También hay que prestar atención a la ventilación. Al apilar varias placas sobre una Raspberry Pi 5, el flujo de aire puede empeorar y aumentar la temperatura del procesador o del dispositivo PCIe. Recomiendo utilizar una caja compatible, dejar espacio entre placas y fijar los cables sin bloquear el ventilador.
Durante la instalación, apagaría completamente la Raspberry Pi, desconectaría la fuente de alimentación y revisaría dos veces la orientación del cable FFC. Después comprobaría el reconocimiento del hardware desde el sistema operativo antes de cerrar la caja. Si un dispositivo no aparece, revisaría primero el cable, la configuración PCIe, la alimentación y los controladores.
Veredicto del experto
Considero esta placa una ampliación práctica para sacar más partido a la interfaz PCIe de la Raspberry Pi 5 cuando se necesitan dos accesorios compatibles. Su valor no está en proporcionar velocidades de nueva generación, sino en facilitar montajes más flexibles y ordenados que los basados exclusivamente en adaptadores externos.
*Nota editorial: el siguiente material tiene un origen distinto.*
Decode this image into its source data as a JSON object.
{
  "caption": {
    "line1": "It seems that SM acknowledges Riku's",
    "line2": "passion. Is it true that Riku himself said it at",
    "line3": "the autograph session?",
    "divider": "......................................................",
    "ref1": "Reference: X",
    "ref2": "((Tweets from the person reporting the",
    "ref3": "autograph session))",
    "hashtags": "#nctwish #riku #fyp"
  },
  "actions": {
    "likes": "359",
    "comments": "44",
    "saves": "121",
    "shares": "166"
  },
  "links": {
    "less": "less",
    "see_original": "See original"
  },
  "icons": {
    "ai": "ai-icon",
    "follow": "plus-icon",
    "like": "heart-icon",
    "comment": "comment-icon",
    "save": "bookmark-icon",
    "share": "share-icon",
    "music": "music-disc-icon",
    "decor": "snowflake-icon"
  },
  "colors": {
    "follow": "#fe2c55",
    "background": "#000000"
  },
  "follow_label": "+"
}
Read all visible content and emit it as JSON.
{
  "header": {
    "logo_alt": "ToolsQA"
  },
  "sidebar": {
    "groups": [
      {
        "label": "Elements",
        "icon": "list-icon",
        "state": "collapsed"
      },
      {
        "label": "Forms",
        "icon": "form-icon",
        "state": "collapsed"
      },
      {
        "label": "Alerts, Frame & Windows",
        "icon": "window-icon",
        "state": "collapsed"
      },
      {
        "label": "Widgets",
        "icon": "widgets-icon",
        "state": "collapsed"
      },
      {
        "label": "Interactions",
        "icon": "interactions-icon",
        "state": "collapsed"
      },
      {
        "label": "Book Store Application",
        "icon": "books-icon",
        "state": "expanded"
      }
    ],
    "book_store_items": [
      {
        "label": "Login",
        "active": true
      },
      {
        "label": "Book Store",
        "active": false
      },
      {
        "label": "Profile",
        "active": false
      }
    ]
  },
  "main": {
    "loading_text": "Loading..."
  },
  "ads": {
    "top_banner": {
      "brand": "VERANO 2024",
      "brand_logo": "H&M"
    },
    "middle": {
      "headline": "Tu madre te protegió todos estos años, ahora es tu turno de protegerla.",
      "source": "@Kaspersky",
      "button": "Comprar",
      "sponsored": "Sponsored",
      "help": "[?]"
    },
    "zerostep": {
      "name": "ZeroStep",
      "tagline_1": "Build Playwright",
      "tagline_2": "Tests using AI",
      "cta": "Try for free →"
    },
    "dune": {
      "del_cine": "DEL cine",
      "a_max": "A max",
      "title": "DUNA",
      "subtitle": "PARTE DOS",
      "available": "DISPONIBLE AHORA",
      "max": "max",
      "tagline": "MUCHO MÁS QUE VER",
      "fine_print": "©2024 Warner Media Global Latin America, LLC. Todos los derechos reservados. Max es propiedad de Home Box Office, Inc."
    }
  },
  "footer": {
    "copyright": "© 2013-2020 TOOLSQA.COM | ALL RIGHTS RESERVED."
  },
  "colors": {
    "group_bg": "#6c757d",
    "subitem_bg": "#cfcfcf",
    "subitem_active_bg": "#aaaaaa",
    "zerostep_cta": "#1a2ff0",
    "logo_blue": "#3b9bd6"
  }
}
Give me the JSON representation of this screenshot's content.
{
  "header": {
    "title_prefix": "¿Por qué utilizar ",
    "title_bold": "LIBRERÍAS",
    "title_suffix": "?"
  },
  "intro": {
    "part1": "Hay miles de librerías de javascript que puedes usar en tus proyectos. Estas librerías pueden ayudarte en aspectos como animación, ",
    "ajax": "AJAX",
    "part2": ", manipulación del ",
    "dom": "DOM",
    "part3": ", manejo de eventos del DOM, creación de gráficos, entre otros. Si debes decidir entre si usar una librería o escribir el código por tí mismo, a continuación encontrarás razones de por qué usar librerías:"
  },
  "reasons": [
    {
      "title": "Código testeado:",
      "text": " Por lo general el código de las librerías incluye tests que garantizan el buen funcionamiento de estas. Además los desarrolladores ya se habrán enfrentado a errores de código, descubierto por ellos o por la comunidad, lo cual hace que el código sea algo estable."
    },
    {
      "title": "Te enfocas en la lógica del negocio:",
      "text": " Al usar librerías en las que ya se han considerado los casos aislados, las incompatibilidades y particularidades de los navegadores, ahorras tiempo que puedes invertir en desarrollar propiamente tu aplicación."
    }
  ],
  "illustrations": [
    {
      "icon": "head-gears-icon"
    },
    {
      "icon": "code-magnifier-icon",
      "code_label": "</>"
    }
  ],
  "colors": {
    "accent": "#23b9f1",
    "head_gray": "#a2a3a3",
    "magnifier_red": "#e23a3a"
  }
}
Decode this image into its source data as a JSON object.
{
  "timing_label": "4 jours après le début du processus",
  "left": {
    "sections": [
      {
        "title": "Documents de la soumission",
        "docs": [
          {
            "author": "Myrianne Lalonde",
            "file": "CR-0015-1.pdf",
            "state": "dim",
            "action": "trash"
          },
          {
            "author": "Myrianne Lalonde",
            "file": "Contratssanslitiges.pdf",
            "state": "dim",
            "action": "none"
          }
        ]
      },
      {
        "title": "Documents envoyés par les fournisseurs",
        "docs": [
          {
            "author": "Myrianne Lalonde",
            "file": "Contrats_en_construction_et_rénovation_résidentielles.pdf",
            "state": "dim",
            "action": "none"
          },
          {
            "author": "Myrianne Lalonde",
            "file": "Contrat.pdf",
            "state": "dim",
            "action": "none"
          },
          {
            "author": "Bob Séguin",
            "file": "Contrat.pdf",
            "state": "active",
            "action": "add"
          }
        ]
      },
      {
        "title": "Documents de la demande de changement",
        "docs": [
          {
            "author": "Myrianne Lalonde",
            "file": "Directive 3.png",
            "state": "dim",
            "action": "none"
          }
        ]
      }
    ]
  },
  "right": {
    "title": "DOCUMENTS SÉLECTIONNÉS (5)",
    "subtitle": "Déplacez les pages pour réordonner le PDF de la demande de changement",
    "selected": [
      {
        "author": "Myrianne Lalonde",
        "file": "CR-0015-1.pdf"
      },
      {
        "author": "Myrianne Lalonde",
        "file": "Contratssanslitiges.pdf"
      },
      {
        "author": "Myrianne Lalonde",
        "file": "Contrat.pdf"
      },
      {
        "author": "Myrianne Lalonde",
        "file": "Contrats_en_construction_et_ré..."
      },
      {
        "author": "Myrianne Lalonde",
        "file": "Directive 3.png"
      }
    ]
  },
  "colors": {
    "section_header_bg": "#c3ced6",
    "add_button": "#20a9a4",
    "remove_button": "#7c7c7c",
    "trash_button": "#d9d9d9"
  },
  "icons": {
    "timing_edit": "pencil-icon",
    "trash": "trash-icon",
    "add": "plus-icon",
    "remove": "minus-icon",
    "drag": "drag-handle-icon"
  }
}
La recomendaría para proyectos de almacenamiento, servidores compactos, pruebas con tarjetas PCIe y configuraciones con varios HAT, siempre que se acepte el límite PCIe Gen2 y se compruebe la compatibilidad de cada periférico. No la elegiría para cargas que dependan de un ancho de banda muy elevado ni para instalaciones que requieran una compatibilidad garantizada con cualquier dispositivo PCIe.
Con una planificación cuidadosa de la alimentación, la ventilación y la longitud de los cables, es una solución versátil para ampliar una Raspberry Pi 5 sin complicar demasiado el montaje físico.